Virus Outbreak Oklahoma

Oklahoma Gov. Kevin Stitt speaks during a news conference in Oklahoma City, Monday, Nov. 16, 2020.

(The Center Square) – Oklahoma Gov. Kevin Stitt has issued a policy recommendation that would allow local schools to bypass mandatory quarantine regulations after known COVID-19 exposure.

Stitt feels the current school situation with children learning remotely is damaging, and with the right safety protocols, mandatory quarantine is not needed in all cases.

“Refusing to offer in-person school is jeopardizing our kids’ education; it’s jeopardizing teachers’ careers, and it’s jeopardizing the future of the State of Oklahoma,” he said, according to The Lawton Constitution.

Stitt proposes helping bolster student mental and educational health through measures including mask-wearing, social distancing and good physical hygiene. Schools that require masks will not have to quarantine students who have been exposed to the virus, unless they are showing symptoms.

This policy is limited to classroom learning and does not include mention of after-school activities or sports.

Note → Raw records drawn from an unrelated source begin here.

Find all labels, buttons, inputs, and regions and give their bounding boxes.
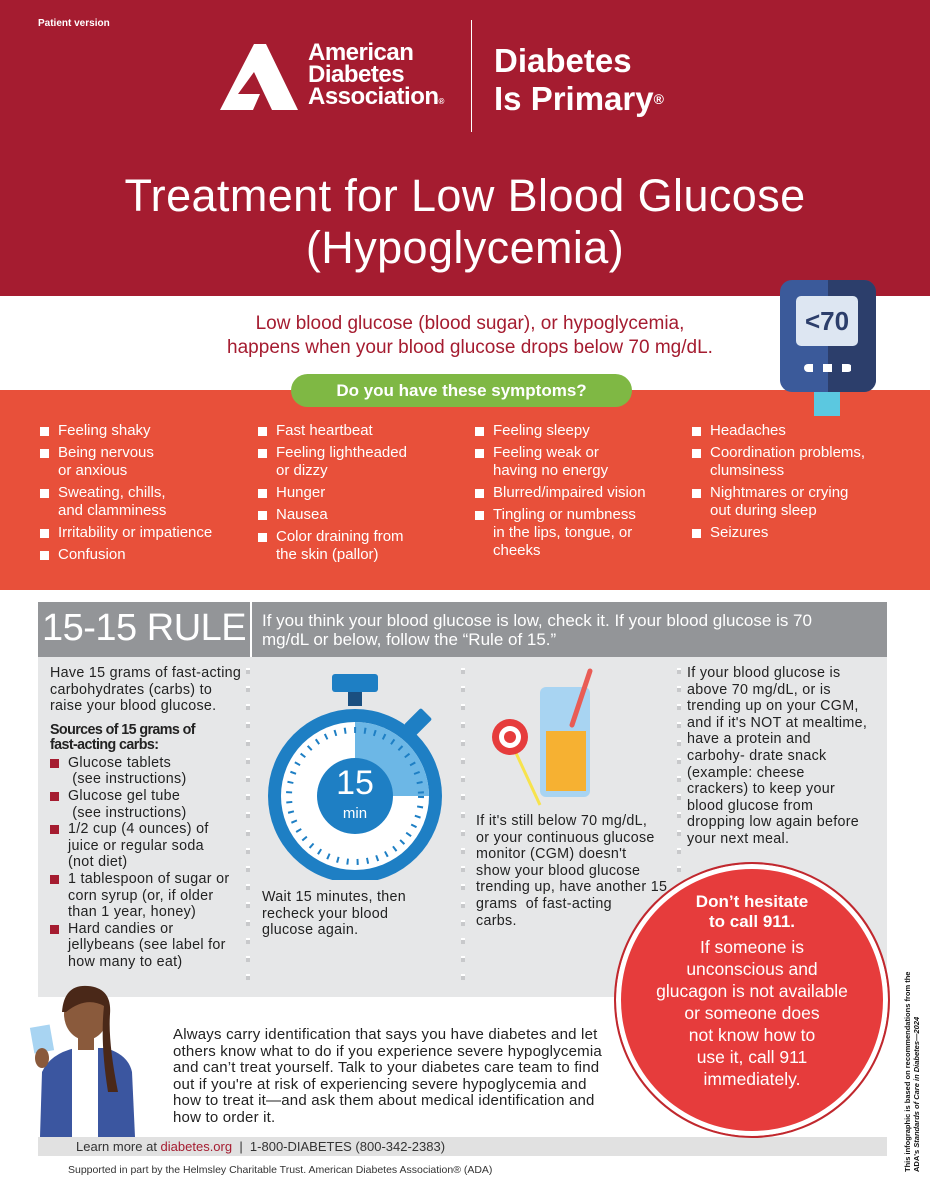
ID text: out if you're at risk of experiencing severe hypoglycemia and — [173, 1076, 587, 1093]
intro text: Low blood glucose (blood sugar), or hypoglycemia, — [256, 313, 684, 334]
symptoms col 1 — [40, 422, 212, 563]
symptoms col 1: Confusion — [58, 546, 126, 563]
step 2 text — [262, 889, 406, 938]
intro text: happens when your blood glucose drops below 70 mg/dL. — [227, 337, 713, 358]
symptoms col 2: or dizzy — [276, 462, 328, 479]
icon: glucose meter: <70 — [805, 306, 849, 336]
15-15 header — [38, 602, 887, 657]
step 3 text: or your continuous glucose — [476, 830, 655, 846]
15-15 header: mg/dL or below, follow the “Rule of 15.” — [262, 630, 556, 649]
symptoms col 2: Fast heartbeat — [276, 422, 373, 439]
symptoms col 4: out during sleep — [710, 502, 817, 519]
step 3 text: trending up, have another 15 — [476, 879, 667, 895]
step 4 text: crackers) to keep your — [687, 781, 835, 797]
symptoms col 3: Blurred/impaired vision — [493, 484, 646, 501]
icon: juice and lollipop — [492, 668, 592, 806]
step 1 text: 1 tablespoon of sugar or — [68, 871, 229, 887]
ID text: how to treat it—and ask them about medical identification and — [173, 1092, 595, 1109]
vertical note: This infographic is based on recommendations from the — [903, 972, 912, 1172]
step 4 text: carbohy- drate snack — [687, 748, 827, 764]
symptoms pill — [291, 374, 632, 407]
step 1 text: (not diet) — [68, 854, 127, 870]
symptoms col 4: Headaches — [710, 422, 786, 439]
ID text — [173, 1026, 602, 1126]
step 3 text — [476, 813, 667, 929]
symptoms band — [0, 390, 930, 590]
symptoms col 4: Coordination problems, — [710, 444, 865, 461]
symptoms col 3: Feeling sleepy — [493, 422, 590, 439]
step 4 text: have a protein and — [687, 731, 811, 747]
symptoms col 3: Feeling weak or — [493, 444, 599, 461]
callout: call 911: or someone does — [684, 1003, 820, 1023]
header band — [0, 0, 930, 296]
ID text: Always carry identification that says you have diabetes and let — [173, 1026, 598, 1043]
vertical note — [903, 972, 921, 1172]
callout: call 911: not know how to — [689, 1025, 815, 1045]
intro text — [227, 313, 713, 358]
symptoms col 4: Nightmares or crying — [710, 484, 848, 501]
symptoms col 3: having no energy — [493, 462, 608, 479]
logo: Association® — [308, 83, 444, 110]
step 1 text: carbohydrates (carbs) to — [50, 682, 212, 698]
footer bar: Learn more at diabetes.org | 1-800-DIABETES (800-342-2383) — [76, 1139, 445, 1154]
logo: American — [308, 39, 413, 66]
step 2 text: recheck your blood — [262, 906, 388, 922]
symptoms col 1: Feeling shaky — [58, 422, 151, 439]
step 1 text: Have 15 grams of fast-acting — [50, 665, 241, 681]
logo: Is Primary® — [494, 80, 664, 117]
symptoms col 2: Hunger — [276, 484, 325, 501]
symptoms col 2: Nausea — [276, 506, 328, 523]
callout: call 911: use it, call 911 — [697, 1047, 807, 1067]
step 1 text: raise your blood glucose. — [50, 698, 216, 714]
icon: stopwatch — [268, 674, 442, 880]
title: (Hypoglycemia) — [306, 222, 624, 273]
symptoms col 4 — [692, 422, 865, 541]
callout: call 911: glucagon is not available — [656, 981, 848, 1001]
icon: stopwatch: min — [343, 805, 367, 822]
step 1 text: how many to eat) — [68, 954, 182, 970]
logo: Diabetes — [308, 61, 404, 88]
step 1 text: jellybeans (see label for — [68, 937, 226, 953]
callout: call 911: Don’t hesitate — [696, 892, 808, 911]
step 1 text — [50, 665, 241, 970]
step 4 text: your next meal. — [687, 831, 789, 847]
icon: glucose meter — [780, 280, 876, 416]
step 3 text: carbs. — [476, 913, 517, 929]
symptoms col 1: Sweating, chills, — [58, 484, 166, 501]
logo: Diabetes — [494, 42, 632, 79]
step 1 text: corn syrup (or, if older — [68, 888, 213, 904]
rule panel — [38, 657, 887, 997]
step 1 text: than 1 year, honey) — [68, 904, 196, 920]
symptoms col 2: Color draining from — [276, 528, 404, 545]
ID text: others know what to do if you experience severe hypoglycemia — [173, 1043, 602, 1060]
15-15 header: If you think your blood glucose is low, check it. If your blood glucose is 70 — [262, 611, 812, 630]
symptoms col 1: Irritability or impatience — [58, 524, 212, 541]
ID text: and can’t treat yourself. Talk to your diabetes care team to find — [173, 1059, 599, 1076]
symptoms col 3: in the lips, tongue, or — [493, 524, 632, 541]
supported line: Supported in part by the Helmsley Charitable Trust. American Diabetes Association® (ADA) — [68, 1164, 492, 1176]
step 4 text: trending up on your CGM, — [687, 698, 859, 714]
step 4 text: (example: cheese — [687, 765, 805, 781]
15-15 header: 15-15 RULE — [42, 607, 246, 649]
symptoms col 2 — [258, 422, 407, 563]
symptoms col 3: cheeks — [493, 542, 541, 559]
step 1 text: (see instructions) — [72, 771, 187, 787]
footer bar — [38, 1137, 887, 1156]
symptoms col 1: and clamminess — [58, 502, 166, 519]
symptoms col 1: or anxious — [58, 462, 127, 479]
step 3 text: show your blood glucose — [476, 863, 640, 879]
step 1 text: Hard candies or — [68, 921, 173, 937]
callout: call 911: immediately. — [704, 1069, 800, 1089]
step 4 text: dropping low again before — [687, 814, 859, 830]
step 2 text: Wait 15 minutes, then — [262, 889, 406, 905]
patient version label: Patient version — [38, 18, 110, 29]
step 1 text: juice or regular soda — [68, 838, 204, 854]
ID text: how to order it. — [173, 1109, 275, 1126]
title — [124, 170, 806, 273]
step 4 text: and if it's NOT at mealtime, — [687, 715, 867, 731]
title: Treatment for Low Blood Glucose — [124, 170, 806, 221]
symptoms col 4: Seizures — [710, 524, 768, 541]
symptoms col 2: the skin (pallor) — [276, 546, 379, 563]
step 1 text: Glucose gel tube — [68, 788, 180, 804]
step 4 text: If your blood glucose is — [687, 665, 840, 681]
symptoms col 2: Feeling lightheaded — [276, 444, 407, 461]
step 4 text: blood glucose from — [687, 798, 813, 814]
callout: call 911 — [614, 862, 890, 1138]
callout: call 911: to call 911. — [709, 912, 795, 931]
symptoms col 3 — [475, 422, 646, 559]
step 2 text: glucose again. — [262, 922, 358, 938]
icon: stopwatch: 15 — [336, 764, 374, 802]
step 3 text: grams of fast-acting — [476, 896, 612, 912]
symptoms col 4: clumsiness — [710, 462, 784, 479]
symptoms col 1: Being nervous — [58, 444, 154, 461]
illustration: person with ID card — [30, 986, 135, 1137]
step 1 text: (see instructions) — [72, 805, 187, 821]
callout: call 911: If someone is — [700, 937, 804, 957]
symptoms col 3: Tingling or numbness — [493, 506, 636, 523]
vertical note: ADA's Standards of Care in Diabetes—2024 — [912, 1017, 921, 1172]
step 4 text — [687, 665, 867, 847]
step 3 text: If it's still below 70 mg/dL, — [476, 813, 647, 829]
symptoms pill: Do you have these symptoms? — [336, 381, 587, 400]
callout: call 911: unconscious and — [686, 959, 818, 979]
step 1 text: fast-acting carbs: — [50, 737, 158, 753]
step 1 text: Sources of 15 grams of — [50, 722, 195, 738]
step 4 text: above 70 mg/dL, or is — [687, 682, 831, 698]
logo — [220, 20, 664, 132]
step 3 text: monitor (CGM) doesn't — [476, 846, 626, 862]
step 1 text: 1/2 cup (4 ounces) of — [68, 821, 209, 837]
step 1 text: Glucose tablets — [68, 755, 171, 771]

"Gov. Stitt’s proposal to waive the quarantine is based on pieces of a study that were done in conditions that are not comparable to the situation in Oklahoma," Alicia Priest, president of the Oklahoma Education Association, told The Center Square. "It does not meet the CDC guidelines for the current rates of high community spread in Oklahoma. Therefore, the OEA (Oklahoma Education Association) believes that it would not keep students nor staff safe, if enforced."

Stitt has not implemented a public mask mandate throughout the state. A requirement for bars to close at 11 p.m. to help slow the spread of the virus was recently enacted.

The governor is leaving the enforcement of this policy, and the option to implement best practices as advised by the CDC, up to the local school districts.

"The best way forward is for our governor to implement every strategy possible to mitigate the spread of COVID 19, including a statewide mask mandate. This is not, should not, be a political issue. It is about the health and safety of our communities," Priest said.